SAINT-LAMBERT, Jean-François de


L’hiver

Quel bruit s’est élevé des forêts ébranlées,

Du rivage des mers, et du fond des vallées ?

Pourquoi ces sons affreux, ces longs rugissements,

Ce tumulte confus, ce choc des éléments ?

Ô puissance féconde ! ô nature immortelle !

Des êtres animés, mère tendre etcruelle !

Faut-il donc qu’aux faveurs dont tu les as comblés

Succèdent les fléaux dont ils sont accablés ?

Le fougueux aquilon déchaîné sur nos têtes,

Sous un ciel sans clarté promène les tempêtes ;

Il mugit dans les bois, et sur les monts déserts ;

En tourbillon rapide il tourne sur les mers ;

Il étend, il resserre, il fait fondre les nues ;

Les champs ont disparu sous des mers inconnues ;

Sur les eaux qui tombaient le ciel verse des eaux ;

Les torrents sont pressés par des torrents nouveaux.

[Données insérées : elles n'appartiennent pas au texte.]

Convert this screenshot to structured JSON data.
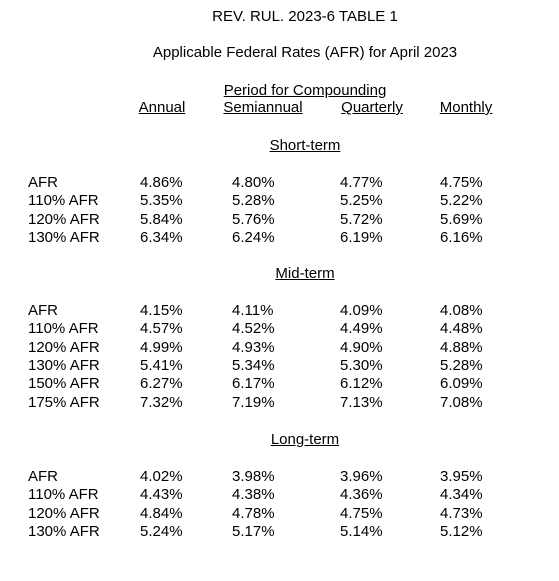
{
  "header": {
    "title": "REV. RUL. 2023-6 TABLE 1",
    "subtitle": "Applicable Federal Rates (AFR) for April 2023"
  },
  "columns": {
    "group": "Period for Compounding",
    "labels": [
      "Annual",
      "Semiannual",
      "Quarterly",
      "Monthly"
    ]
  },
  "sections": [
    {
      "title": "Short-term",
      "rows": [
        {
          "label": "AFR",
          "values": [
            "4.86%",
            "4.80%",
            "4.77%",
            "4.75%"
          ]
        },
        {
          "label": "110% AFR",
          "values": [
            "5.35%",
            "5.28%",
            "5.25%",
            "5.22%"
          ]
        },
        {
          "label": "120% AFR",
          "values": [
            "5.84%",
            "5.76%",
            "5.72%",
            "5.69%"
          ]
        },
        {
          "label": "130% AFR",
          "values": [
            "6.34%",
            "6.24%",
            "6.19%",
            "6.16%"
          ]
        }
      ]
    },
    {
      "title": "Mid-term",
      "rows": [
        {
          "label": "AFR",
          "values": [
            "4.15%",
            "4.11%",
            "4.09%",
            "4.08%"
          ]
        },
        {
          "label": "110% AFR",
          "values": [
            "4.57%",
            "4.52%",
            "4.49%",
            "4.48%"
          ]
        },
        {
          "label": "120% AFR",
          "values": [
            "4.99%",
            "4.93%",
            "4.90%",
            "4.88%"
          ]
        },
        {
          "label": "130% AFR",
          "values": [
            "5.41%",
            "5.34%",
            "5.30%",
            "5.28%"
          ]
        },
        {
          "label": "150% AFR",
          "values": [
            "6.27%",
            "6.17%",
            "6.12%",
            "6.09%"
          ]
        },
        {
          "label": "175% AFR",
          "values": [
            "7.32%",
            "7.19%",
            "7.13%",
            "7.08%"
          ]
        }
      ]
    },
    {
      "title": "Long-term",
      "rows": [
        {
          "label": "AFR",
          "values": [
            "4.02%",
            "3.98%",
            "3.96%",
            "3.95%"
          ]
        },
        {
          "label": "110% AFR",
          "values": [
            "4.43%",
            "4.38%",
            "4.36%",
            "4.34%"
          ]
        },
        {
          "label": "120% AFR",
          "values": [
            "4.84%",
            "4.78%",
            "4.75%",
            "4.73%"
          ]
        },
        {
          "label": "130% AFR",
          "values": [
            "5.24%",
            "5.17%",
            "5.14%",
            "5.12%"
          ]
        }
      ]
    }
  ]
}
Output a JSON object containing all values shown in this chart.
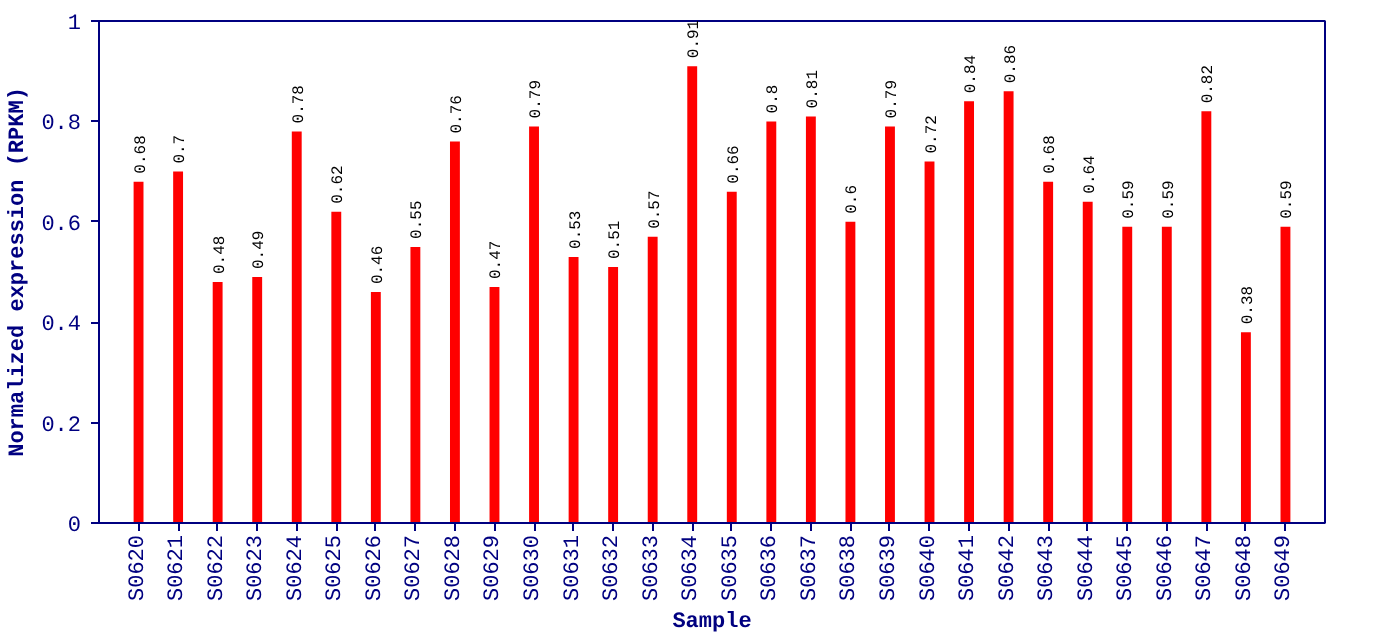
{
  "chart_data": {
    "type": "bar",
    "xlabel": "Sample",
    "ylabel": "Normalized expression (RPKM)",
    "categories": [
      "S0620",
      "S0621",
      "S0622",
      "S0623",
      "S0624",
      "S0625",
      "S0626",
      "S0627",
      "S0628",
      "S0629",
      "S0630",
      "S0631",
      "S0632",
      "S0633",
      "S0634",
      "S0635",
      "S0636",
      "S0637",
      "S0638",
      "S0639",
      "S0640",
      "S0641",
      "S0642",
      "S0643",
      "S0644",
      "S0645",
      "S0646",
      "S0647",
      "S0648",
      "S0649"
    ],
    "values": [
      0.68,
      0.7,
      0.48,
      0.49,
      0.78,
      0.62,
      0.46,
      0.55,
      0.76,
      0.47,
      0.79,
      0.53,
      0.51,
      0.57,
      0.91,
      0.66,
      0.8,
      0.81,
      0.6,
      0.79,
      0.72,
      0.84,
      0.86,
      0.68,
      0.64,
      0.59,
      0.59,
      0.82,
      0.38,
      0.59
    ],
    "color": "#ff0000",
    "ylim": [
      0,
      1
    ],
    "yticks": [
      0,
      0.2,
      0.4,
      0.6,
      0.8,
      1
    ],
    "grid": false,
    "data_labels": true
  }
}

Ce fleuve qui s’élance et franchit la prairie,

Porte au penchant des monts son onde, & sa furie ;

Et des arbres tombés, des hameaux renversés,

Il roule dans son sein les débris dispersés.

Quel ravage effrayant des asiles champêtres !

Quel désordre étendu règne sur tous les êtres !

Le monde est menacé du retour du chaos,

Et l’humide élément vainqueur de ses rivaux,

Vainqueur du dieu du jour, dans la nature entière

Semble éteindre aujourd’hui la vie et la lumière.

Ô terrible ouragan, suspendez vos fureurs.

Ô campagne, ô nature, ô théâtre d’horreurs !

Quoi ! d’un père adoré l’univers est l’ouvrage,

Il chérit ses enfants, et voilà leur partage !

Le Soleil sans paraître avait fini son tour,

Et la nuit succédait aux ténèbres du jour ;

J’entendais les combats de Neptune et d’Éole ;

J’étais seul, éloigné de l’ami qui console,

Et d’un peuple léger, qui du moins un moment,

Dissipe de nos maux le triste sentiment :

Je me trouvais alors dans ma retraite obscure

Abandonné de tous, en proie à la nature ;

L’image des débris du monde dévasté,

D’un ciel tumultueux la sombre majesté,

Les ténèbres, les vents, augmentaient ma tristesse ;

Je cherchais un appui qui soutînt ma faiblesse,

Qui donnât quelque joie à mon cœur opprimé,

Et rendît l’espérance à ce monde alarmé ;

À travers ce chaos, dans ce désordre extrême,

Mon cœur épouvanté cherchait l’être suprême.